Giving Compass' Take:

• Smithsonian Magazine tells the remarkable story of Angeline Nanni, who became a code breaker at the height of the Cold War, along with several other female contemporaries.

• What can Nanni's story tell us about the importance of increasing access to STEM learning, especially among women and girls? How can we break through society's stigmas in this area?

• Here's more on how we can close the gender gap in computer science.


Numbers came easily to Angeline Nanni. As a girl of 12 in rural Pennsylvania during the Great Depression, she kept the books in her father’s grocery store. In high school, she took all the accounting classes on offer. Enrolled in beauty school after graduation — cosmetology being one of the few fields open to women in the 1940s — Angie focused on the business side while her sisters, Mimi and Virginia, learned to style hair ...
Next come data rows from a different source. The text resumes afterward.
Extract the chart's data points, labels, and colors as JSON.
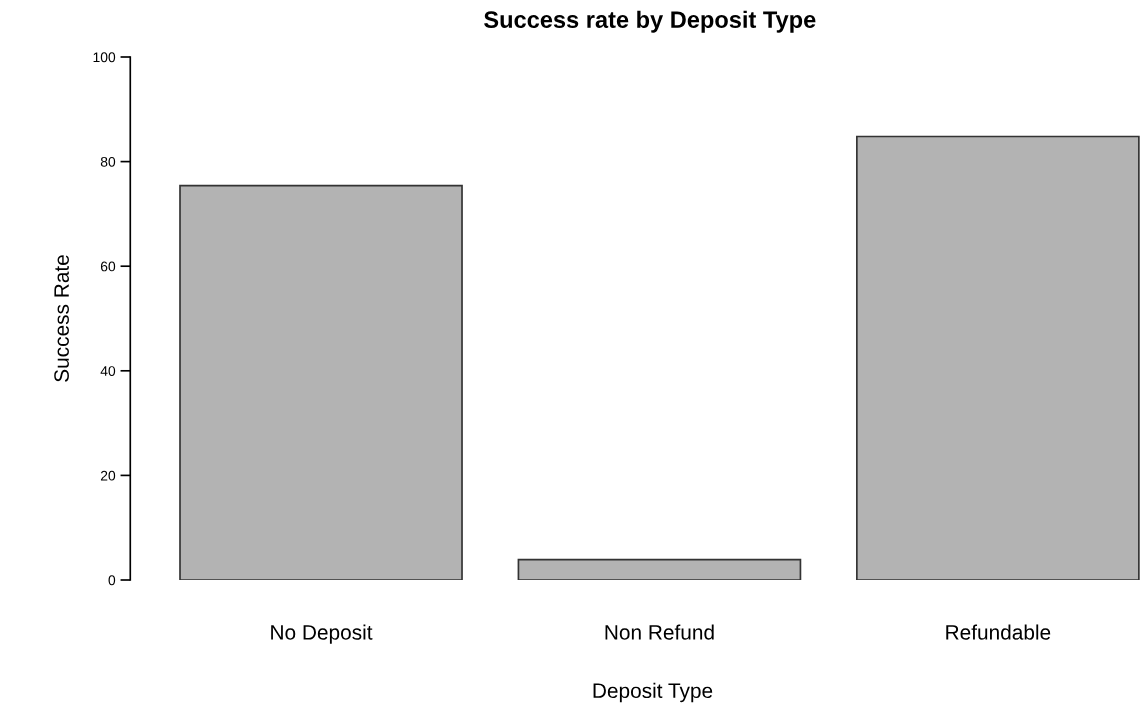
{
  "chart_data": {
    "type": "bar",
    "title": "Success rate by Deposit Type",
    "xlabel": "Deposit Type",
    "ylabel": "Success Rate",
    "categories": [
      "No Deposit",
      "Non Refund",
      "Refundable"
    ],
    "values": [
      75.4,
      3.9,
      84.8
    ],
    "color": "#b3b3b3",
    "ylim": [
      0,
      100
    ],
    "yticks": [
      0,
      20,
      40,
      60,
      80,
      100
    ],
    "grid": false,
    "legend": false
  }
}
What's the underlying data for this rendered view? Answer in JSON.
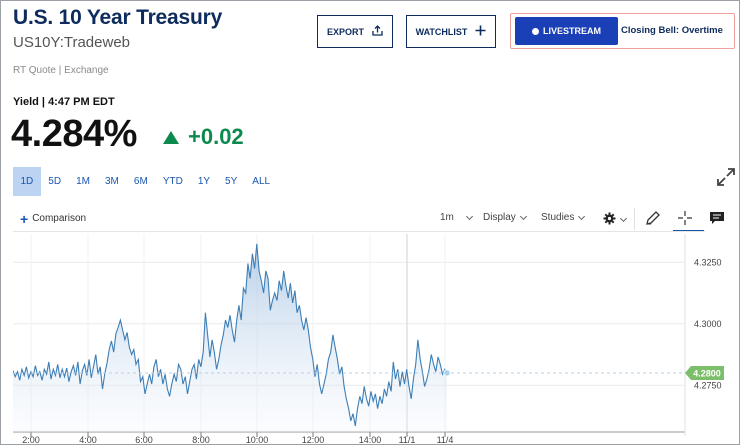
{
  "header": {
    "title": "U.S. 10 Year Treasury",
    "symbol": "US10Y:Tradeweb",
    "quote_source": "RT Quote | Exchange"
  },
  "actions": {
    "export_label": "EXPORT",
    "watchlist_label": "WATCHLIST",
    "livestream_label": "LIVESTREAM",
    "live_show": "Closing Bell: Overtime"
  },
  "quote": {
    "yield_label": "Yield | 4:47 PM EDT",
    "price": "4.284%",
    "change": "+0.02",
    "change_color": "#0c8a4e"
  },
  "ranges": [
    {
      "label": "1D",
      "active": true
    },
    {
      "label": "5D"
    },
    {
      "label": "1M"
    },
    {
      "label": "3M"
    },
    {
      "label": "6M"
    },
    {
      "label": "YTD"
    },
    {
      "label": "1Y"
    },
    {
      "label": "5Y"
    },
    {
      "label": "ALL"
    }
  ],
  "toolbar": {
    "comparison": "Comparison",
    "interval": "1m",
    "display": "Display",
    "studies": "Studies",
    "icons": [
      "gear-icon",
      "pencil-icon",
      "crosshair-icon",
      "comment-icon"
    ]
  },
  "chart_data": {
    "type": "area",
    "x_ticks": [
      "2:00",
      "4:00",
      "6:00",
      "8:00",
      "10:00",
      "12:00",
      "14:00",
      "11/1",
      "11/4"
    ],
    "y_ticks": [
      4.325,
      4.3,
      4.275
    ],
    "y_tick_labels": [
      "4.3250",
      "4.3000",
      "4.2750"
    ],
    "ylim": [
      4.256,
      4.3365
    ],
    "current_value_label": "4.2800",
    "current_value": 4.28,
    "line_color": "#3d7eb6",
    "fill_color": "#c7d9ec",
    "current_label_color": "#7cbf6a",
    "grid": true,
    "series": [
      {
        "values": [
          4.281,
          4.2785,
          4.2805,
          4.277,
          4.2815,
          4.279,
          4.2825,
          4.278,
          4.2805,
          4.2785,
          4.283,
          4.279,
          4.2805,
          4.277,
          4.2815,
          4.2795,
          4.2845,
          4.2775,
          4.2815,
          4.279,
          4.2835,
          4.278,
          4.2815,
          4.2785,
          4.282,
          4.2765,
          4.2805,
          4.283,
          4.279,
          4.2845,
          4.2755,
          4.281,
          4.2835,
          4.279,
          4.2855,
          4.278,
          4.2825,
          4.2875,
          4.2795,
          4.2825,
          4.2735,
          4.2795,
          4.284,
          4.2895,
          4.293,
          4.2885,
          4.296,
          4.2985,
          4.3015,
          4.2975,
          4.2935,
          4.2965,
          4.2905,
          4.2875,
          4.2895,
          4.2835,
          4.2855,
          4.2765,
          4.2785,
          4.2715,
          4.2755,
          4.2795,
          4.2755,
          4.2825,
          4.2855,
          4.2785,
          4.2815,
          4.2755,
          4.2795,
          4.2735,
          4.2705,
          4.2755,
          4.2795,
          4.2765,
          4.2835,
          4.2815,
          4.2755,
          4.2785,
          4.2715,
          4.2765,
          4.2815,
          4.2835,
          4.2775,
          4.2855,
          4.2825,
          4.2885,
          4.3045,
          4.2955,
          4.2865,
          4.2935,
          4.2885,
          4.2815,
          4.2855,
          4.2915,
          4.2955,
          4.3015,
          4.2985,
          4.3035,
          4.2975,
          4.2925,
          4.3015,
          4.3075,
          4.3015,
          4.3145,
          4.3125,
          4.3245,
          4.3185,
          4.3285,
          4.3225,
          4.3325,
          4.3215,
          4.3175,
          4.3125,
          4.3215,
          4.3185,
          4.3055,
          4.3095,
          4.3125,
          4.3095,
          4.3175,
          4.3135,
          4.3215,
          4.3155,
          4.3105,
          4.3165,
          4.3085,
          4.3135,
          4.3045,
          4.3075,
          4.3015,
          4.2975,
          4.3025,
          4.2975,
          4.2905,
          4.2855,
          4.2785,
          4.2835,
          4.2755,
          4.2715,
          4.2755,
          4.2795,
          4.2855,
          4.2885,
          4.2955,
          4.2905,
          4.2855,
          4.2795,
          4.2825,
          4.2745,
          4.2695,
          4.2655,
          4.2605,
          4.2635,
          4.2585,
          4.2655,
          4.2705,
          4.2675,
          4.2745,
          4.2695,
          4.2665,
          4.2725,
          4.2685,
          4.2715,
          4.2655,
          4.2705,
          4.2675,
          4.2735,
          4.2705,
          4.2765,
          4.2725,
          4.2845,
          4.2775,
          4.2815,
          4.2745,
          4.2805,
          4.2755,
          4.2815,
          4.2745,
          4.2695,
          4.2775,
          4.2835,
          4.2935,
          4.2855,
          4.2805,
          4.2745,
          4.2775,
          4.2815,
          4.2875,
          4.2835,
          4.2805,
          4.2865,
          4.2835,
          4.2795,
          4.2815,
          4.28
        ]
      }
    ]
  }
}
Angie Nanni’s instinctive grasp of an unusual form of math called non-carrying addition and subtraction changed the trajectory of her life. It also helped seal the fate of other Americans, such as Julius and Ethel Rosenberg, executed in 1953 for passing atomic secrets to the Soviet Union. Their conviction was based in part on the work of Angeline Nanni and a group of other extraordinary American women.

Their persistence and talent brought about one of the greatest counterespionage triumphs of the Cold War: Venona, the top-secret U.S. effort to break encrypted Soviet spy communications. For nearly 40 years, Angie and several dozen colleagues helped identify those who passed American and Allied secrets to the Soviet Union during and after World War II. Their work unmasked such infamous spies as the British intelligence officer Kim Philby, the British diplomat Donald Maclean, the German-born scientist Klaus Fuchs and many others. They provided vital intelligence about Soviet tradecraft. Their work was so highly classified that President Harry Truman likely did not know about it.